Cross-device buying patterns? Considered purchase? Persistent identifier? These days, even the sharpest marketers can occasionally feel like cryptozoologists tracking the elusive Bigfoot (i.e. customer). But the basics still apply. Let’s take a look at considered purchases, for instance.
Considered Purchase : a complex buying decision with a high degree of financial and/or emotional risk and reward. This process requires meaningful investigation and comparison by key decision makers and influencers prior to a transaction.
In short, considered purchases are big-ticket items like cars, furniture, appliances, insurance policies, and of course, houses. They’re products consumers give more thought to before purchasing.

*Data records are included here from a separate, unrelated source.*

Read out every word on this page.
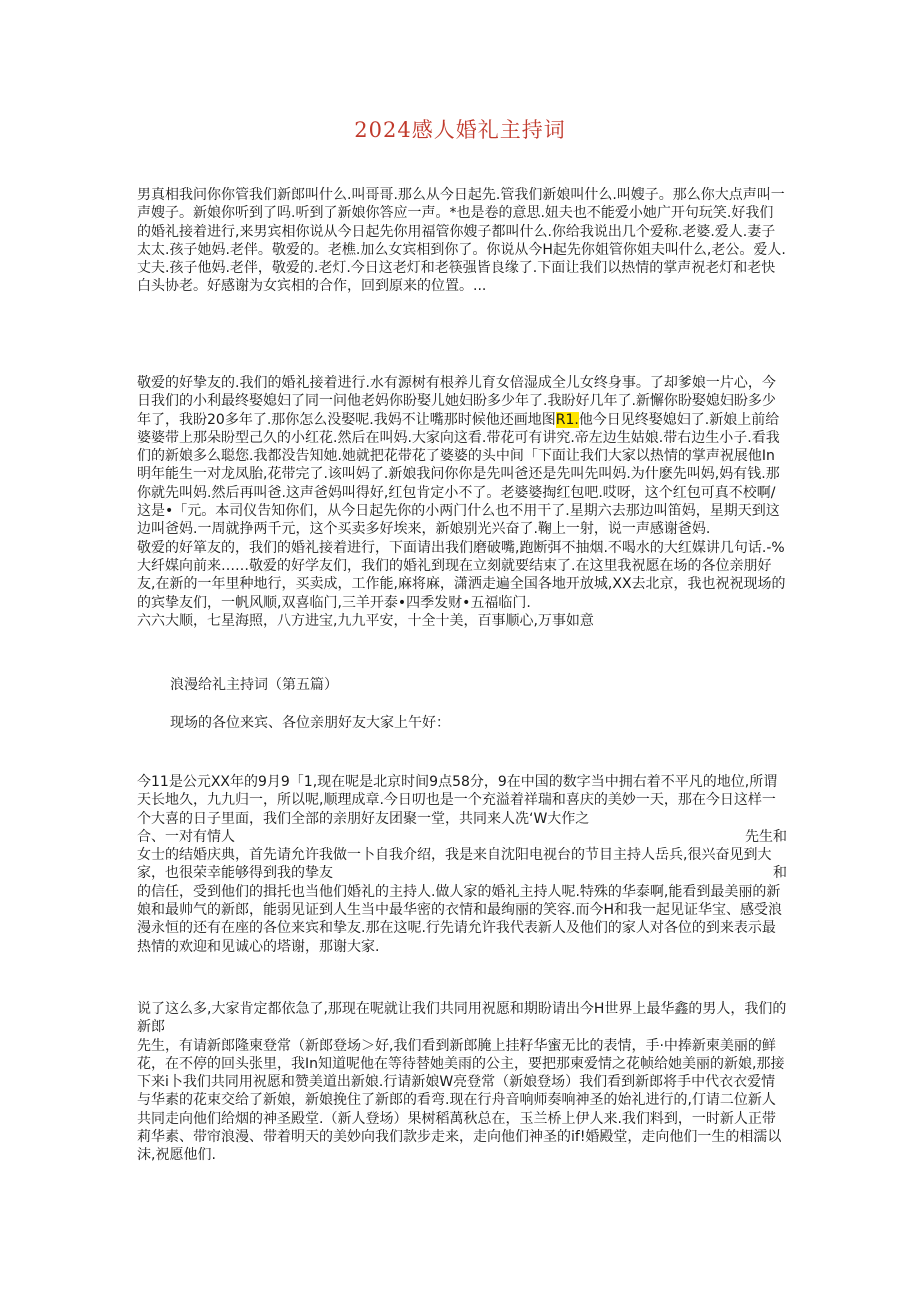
2024感人婚礼主持词

男真相我问你你管我们新郎叫什么.叫哥哥.那么从今日起先.管我们新娘叫什么.叫嫂子。那么你大点声叫一声嫂子。新娘你听到了吗.听到了新娘你答应一声。*也是卷的意思.妞夫也不能爱小她广开句玩笑.好我们的婚礼接着进行,来男宾相你说从今日起先你用福管你嫂子都叫什么.你给我说出几个爱称.老婆.爱人.妻子太太.孩子她妈.老伴。敬爱的。老樵.加么女宾相到你了。你说从今H起先你姐管你姐夫叫什么,老公。爱人.丈夫.孩子他妈.老伴，敬爱的.老灯.今日这老灯和老筷强皆良缘了.下面让我们以热情的掌声祝老灯和老快白头协老。好感谢为女宾相的合作，回到原来的位置。...

敬爱的好挚友的.我们的婚礼接着进行.水有源树有根养儿育女倍湿成全儿女终身事。了却爹娘一片心，今日我们的小利最终娶媳妇了同一问他老妈你盼娶儿她妇盼多少年了.我盼好几年了.新懈你盼娶媳妇盼多少年了，我盼20多年了.那你怎么没娶呢.我妈不让嘴那时候他还画地图R1.他今日见终娶媳妇了.新娘上前给婆婆带上那朵盼型己久的小红花.然后在叫妈.大家向这看.带花可有讲究.帝左边生姑娘.带右边生小子.看我们的新娘多么聪您.我都没告知她.她就把花带花了婆婆的头中间「下面让我们大家以热情的掌声祝展他In明年能生一对龙凤胎,花带完了.该叫妈了.新娘我问你你是先叫爸还是先叫先叫妈.为什麽先叫妈,妈有钱.那你就先叫妈.然后再叫爸.这声爸妈叫得好,红包肯定小不了。老婆婆掏红包吧.哎呀，这个红包可真不校啊/这是•「元。本司仪告知你们，从今日起先你的小两门什么也不用干了.星期六去那边叫笛妈，星期天到这边叫爸妈.一周就挣两千元，这个买卖多好埃来，新娘别光兴奋了.鞠上一射，说一声感谢爸妈.

敬爱的好箪友的，我们的婚礼接着进行，下面请出我们磨破嘴,跑断弭不抽烟.不喝水的大红媒讲几句话.-%大纤媒向前来……敬爱的好学友们，我们的婚礼到现在立刻就要结束了.在这里我祝愿在场的各位亲朋好友,在新的一年里种地行，买卖成，工作能,麻将麻，潇洒走遍全国各地开放城,XX去北京，我也祝祝现场的的宾挚友们，一帆风顺,双喜临门,三羊开泰•四季发财•五福临门.

六六大顺，七星海照，八方进宝,九九平安，十全十美，百事顺心,万事如意

浪漫给礼主持词（第五篇）
现场的各位来宾、各位亲朋好友大家上午好：

今11是公元XX年的9月9「1,现在呢是北京时间9点58分，9在中国的数字当中拥右着不平凡的地位,所谓天长地久，九九归一，所以呢,顺理成章.今日叨也是一个充溢着祥瑞和喜庆的美妙一天，那在今日这样一个大喜的日子里面，我们全部的亲朋好友团聚一堂，共同来人冼‘W大作之

合、一对有情人	先生和

女士的结婚庆典，首先请允许我做一卜自我介绍，我是来自沈阳电视台的节目主持人岳兵,很兴奋见到大家，也很荣幸能够得到我的挚友	和

的信任，受到他们的揖托也当他们婚礼的主持人.做人家的婚礼主持人呢.特殊的华泰啊,能看到最美丽的新娘和最帅气的新郎，能弱见证到人生当中最华密的衣情和最绚丽的笑容.而今H和我一起见证华宝、感受浪漫永恒的还有在座的各位来宾和挚友.那在这呢.行先请允许我代表新人及他们的家人对各位的到来表示最热情的欢迎和见诚心的塔谢，那谢大家.

说了这么多,大家肯定都依急了,那现在呢就让我们共同用祝愿和期盼请出今H世界上最华鑫的男人，我们的新郎

先生，有请新郎隆柬登常（新郎登场＞好,我们看到新郎腌上挂籽华蜜无比的表情，手·中捧新柬美丽的鲜花，在不停的回头张里，我In知道呢他在等待替她美雨的公主，要把那柬爱情之花帧给她美丽的新娘,那接下来i卜我们共同用祝愿和赞美道出新娘.行请新娘W亮登常（新娘登场）我们看到新郎将手中代衣衣爱情与华素的花束交给了新娘，新娘挽住了新郎的看弯.现在行舟音响师奏响神圣的始礼进行的,仃请二位新人共同走向他们给烟的神圣殿堂.（新人登场）果树稻萬秋总在，玉兰桥上伊人来.我们料到，一时新人正带莉华素、带帘浪漫、带着明天的美妙向我们款步走来，走向他们神圣的if!婚殿堂，走向他们一生的相濡以沫,祝愿他们.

When we dissect these seemingly ambiguous terms, they turn out to be quite simple. Yet many companies and agencies often overlook the basics. They forget to take a closer look at the core needs of the consumer and what drives them to make considered purchases.
When creating an advertising campaign and focusing on a target audience, marketers need to conduct research to find define the needs of the consumer. How did these needs arise? What type of stimuli brought the target audience to this stage of awareness? What factor or combination of factors, like the topics discussed above, brought them to enter the first phase of the Buying Cycle?
To deal with the constant flux of changing consumer behavior, marketers must continue to examine and maintain a solid knowledge of the consumer decision-making process, and in particular, understand the Buying Cycle. The Buying Cycle can be represented in the following stages:
(1) Need Recognition
(2) Information Search
(3) Evaluation of Alternatives
(5) Post-Purchase Behavior.
Consumers will go through these stages when making a purchase of a product or service.
A Considered Purchase Begins with Need Recognition
The first phase of the Buying Cycle is Need Recognition. It’s the awareness of a need or imbalance between actual and desired states. Factors that cause a consumer to enter the considered purchase cycle include:
- Necessity – Consumer is exposed to either an external or internal stimulus that ignites the need. For example, a consumer may see an ad and want to purchase that product (external) or experience something like hunger or thirst (internal).
- Replacements or Upgrades – Consumer realizes they have to replace a product with the same version or an upgraded model. For example, a consumer’s washing machine and dryer are broken. With a considered purchase such as a large appliance, a consumer will likely give more thought and invest more time and research into making the purchase.
- Major Life Changes – This includes events like marriage, birth, moving to a new home, starting college, etc. Let’s take for example, a newlywed couple that has recently purchased a home. There will be purchases to consider and it’s likely they include big-ticket items such as furniture and major appliances.
- Conspicuous Consumption – Social status, fashion, and a desire for luxury goods are some of the influencers that drive a consumer to conspicuous consumption. Purchasing a home in a desirable neighborhood or a luxury car are ways for a consumer to outwardly project their social status.
- Maintain their Lifestyle – Consumers may purchase products to perpetuate their current quality of life.
- Joining a Group or Gaining Peer Acceptance – Consumers may purchase products in order to gain favor with a group or association they wish to be part of.
- Expressing Cultural Identity—Consumers may purchase a product or service that resonates with them culturally or reinforces their ethnic identity.
Getting back to basics can often provide the turning point needed to take your campaigns to the next level. That’s exactly what Wingman did for Sit’n Sleep. Sit ‘n Sleep’s “Replace Every 8” campaign shaped awareness around the health benefits of a new mattress. A need was created and brought consumers into the first “Need Recognition” stage of the Buying Cycle.
Overall, understanding the Need Recognition phase is about understanding the target audience, noting their pain points, and identifying what influences (external and internal) can potentially engage with a client’s product. It’s a very basic concept that can help marketers navigate through the noise of overly-complicated buzzwords and here-today-gone-tomorrow concepts and strategies.